I am using a book that doesn't have any solutions in it, so I would like to be sure that I am doing the problems right before I move on. The question is below:

In a programming language, a variable name must start with a letter or the underscore character, and succeeding characters must be letters, digits, or the underscore character. Uppercase and lowercase letters are considered different.
(a) How many variable names with exactly 5 characters can be formed?
(b) How many are there with at most 5 characters?
(c) How many are there with at most 5 characters, if they must read the same forwards and backwards? (note that kayak is acceptable but Kayak is not).

The Attempt at a Solution

(a) There are 53 possible characters for the first position, and 63 possibilities for the remaining 4 positions. So there are
$53 \cdot 63^4 = 834,906,933$
possible 5 character variable names.

(b) For some $k$, there are $53 \cdot 63^{k-1}$ possible variable names of length $k$. So the number of possible variable names with length at most 5 is
$\sum_{k=1}^5 53 \cdot 63^{k-1} = 848,373,173$ possible variable names with length at most 5.

(c) For length 1, there are only 53 such possible variable names. For length 2, the first and last characters must be the same, so there are again only 53 such possible variable names. For length 3, there are 53 * 63 variable names, and the same number of variable names of length 4. For length 5, there are 53 * 63 * 63 possible variable names.
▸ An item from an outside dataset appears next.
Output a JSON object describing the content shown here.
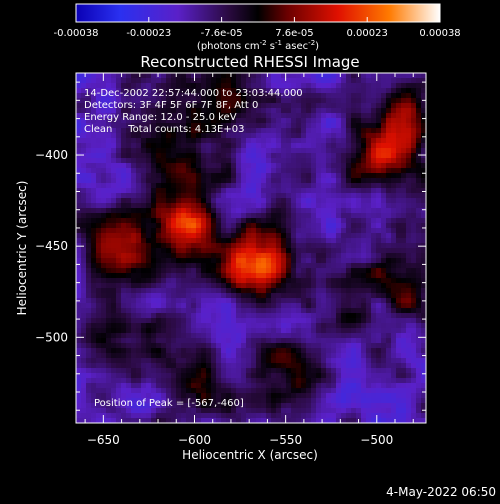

Hence, there are
$53 + 53 + 53 \cdot 63 + 53 \cdot 63 + 53 \cdot 63^2 = 217,141$
possible variable names with the desired property.

Thanks!

 

[LCKurtz]

Homework Statement

I am using a book that doesn't have any solutions in it, so I would like to be sure that I am doing the problems right before I move on. The question is below:

In a programming language, a variable name must start with a letter or the underscore character, and succeeding characters must be letters, digits, or the underscore character. Uppercase and lowercase letters are considered different.
(a) How many variable names with exactly 5 characters can be formed?
(b) How many are there with at most 5 characters?
(c) How many are there with at most 5 characters, if they must read the same forwards and backwards? (note that kayak is acceptable but Kayak is not).

The Attempt at a Solution

(a) There are 53 possible characters for the first position, and 63 possibilities for the remaining 4 positions. So there are
$53 \cdot 63^4 = 834,906,933$
possible 5 character variable names.

(b) For some $k$, there are $53 \cdot 63^{k-1}$ possible variable names of length $k$. So the number of possible variable names with length at most 5 is
$\sum_{k=1}^5 53 \cdot 63^{k-1} = 848,373,173$ possible variable names with length at most 5.

(c) For length 1, there are only 53 such possible variable names. For length 2, the first and last characters must be the same, so there are again only 53 such possible variable names. For length 3, there are 53 * 63 variable names, and the same number of variable names of length 4. For length 5, there are 53 * 63 * 63 possible variable names. Hence, there are
$53 + 53 + 53 \cdot 63 + 53 \cdot 63 + 53 \cdot 63^2 = 217,141$
possible variable names with the desired property.

Thanks!

Your calculations look correct to me.